A shade of incredulity insensibly began to color Whitaker's apprehensions. In time, with impatience, he dismissed them altogether from his mind.
He dozed off while dwelling upon the vision of a fair-haired woman idling over a piano, swaying slightly as she played.
XI
THE SPY
Whitaker slept soundly but lightly: the adventures of the evening had not been so fatiguing as to render his slumbers profound, after three days of sheer loafing. And he awoke early, roused by a level beam of blood-red light thrown full upon his face by the rising sun.

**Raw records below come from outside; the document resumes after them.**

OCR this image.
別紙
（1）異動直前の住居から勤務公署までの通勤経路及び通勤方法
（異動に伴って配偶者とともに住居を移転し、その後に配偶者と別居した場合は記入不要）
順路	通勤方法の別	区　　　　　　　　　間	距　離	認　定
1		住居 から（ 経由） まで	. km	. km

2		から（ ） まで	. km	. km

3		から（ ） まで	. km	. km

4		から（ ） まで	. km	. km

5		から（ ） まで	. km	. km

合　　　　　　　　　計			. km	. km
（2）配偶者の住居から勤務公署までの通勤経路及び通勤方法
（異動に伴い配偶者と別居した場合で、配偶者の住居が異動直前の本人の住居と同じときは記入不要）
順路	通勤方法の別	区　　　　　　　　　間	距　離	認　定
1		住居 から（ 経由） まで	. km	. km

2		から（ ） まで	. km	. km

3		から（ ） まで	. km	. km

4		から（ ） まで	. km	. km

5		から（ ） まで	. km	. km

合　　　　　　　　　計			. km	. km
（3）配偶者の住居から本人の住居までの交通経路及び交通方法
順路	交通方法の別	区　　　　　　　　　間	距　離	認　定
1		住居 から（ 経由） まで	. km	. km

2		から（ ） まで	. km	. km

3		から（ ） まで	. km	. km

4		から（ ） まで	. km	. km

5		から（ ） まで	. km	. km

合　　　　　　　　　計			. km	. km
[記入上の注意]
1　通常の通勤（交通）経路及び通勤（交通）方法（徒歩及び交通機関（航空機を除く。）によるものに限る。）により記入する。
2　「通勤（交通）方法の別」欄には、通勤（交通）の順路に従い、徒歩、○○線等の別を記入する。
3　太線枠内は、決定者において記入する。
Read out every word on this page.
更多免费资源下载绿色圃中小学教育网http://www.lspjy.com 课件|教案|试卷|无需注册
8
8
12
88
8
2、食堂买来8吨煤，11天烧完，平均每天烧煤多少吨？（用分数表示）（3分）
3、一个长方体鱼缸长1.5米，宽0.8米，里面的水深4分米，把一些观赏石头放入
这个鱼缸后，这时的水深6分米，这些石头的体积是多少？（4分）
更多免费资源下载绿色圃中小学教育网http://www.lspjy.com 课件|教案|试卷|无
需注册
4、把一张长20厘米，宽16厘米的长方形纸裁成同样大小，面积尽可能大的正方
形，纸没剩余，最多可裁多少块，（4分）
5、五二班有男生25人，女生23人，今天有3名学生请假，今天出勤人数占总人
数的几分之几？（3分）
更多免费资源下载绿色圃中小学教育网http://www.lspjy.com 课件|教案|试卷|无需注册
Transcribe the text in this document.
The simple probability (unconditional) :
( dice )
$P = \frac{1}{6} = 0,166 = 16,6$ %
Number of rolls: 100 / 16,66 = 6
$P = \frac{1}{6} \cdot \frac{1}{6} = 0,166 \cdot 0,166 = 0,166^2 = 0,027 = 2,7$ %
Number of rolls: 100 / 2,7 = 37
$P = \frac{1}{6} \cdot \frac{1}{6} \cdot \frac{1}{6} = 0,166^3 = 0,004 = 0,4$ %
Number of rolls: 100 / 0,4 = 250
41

He lay for a time languid, watching the incarnadined walls and lazily examining the curious thrill of interest with which he found himself anticipating the day to come. It seemed a long time since he had looked forward to the mere routine of existence with so strong an assurance of emotional diversion. He idled in whimsical humour with an odd conceit to the effect that the roots of his soul had somehow been mysteriously watered, so that it was about to burgeon like a green bay tree—whatever that might mean. And with this he experienced an exhilarating glow of well-being that had of late been more a stranger to his body than he liked to admit.
He wondered why. Was the change in the weather responsible? Or had the mere act of withdrawing from the world for a little time wrought some esoteric change in the inscrutable chemistry of his sentiments? Had the recent innocuous waste of time somehow awakened him to the value of the mere act of living? Or, again—absurd surmise!—was all this due simply to the instinct of sex: was it merely the man in him quickening to the knowledge that a pretty woman existed in his neighbourhood?
At this last he laughed openly, and jumped out of bed. At all events, no healthy man had any business dawdling away a single minute of so rare a morning.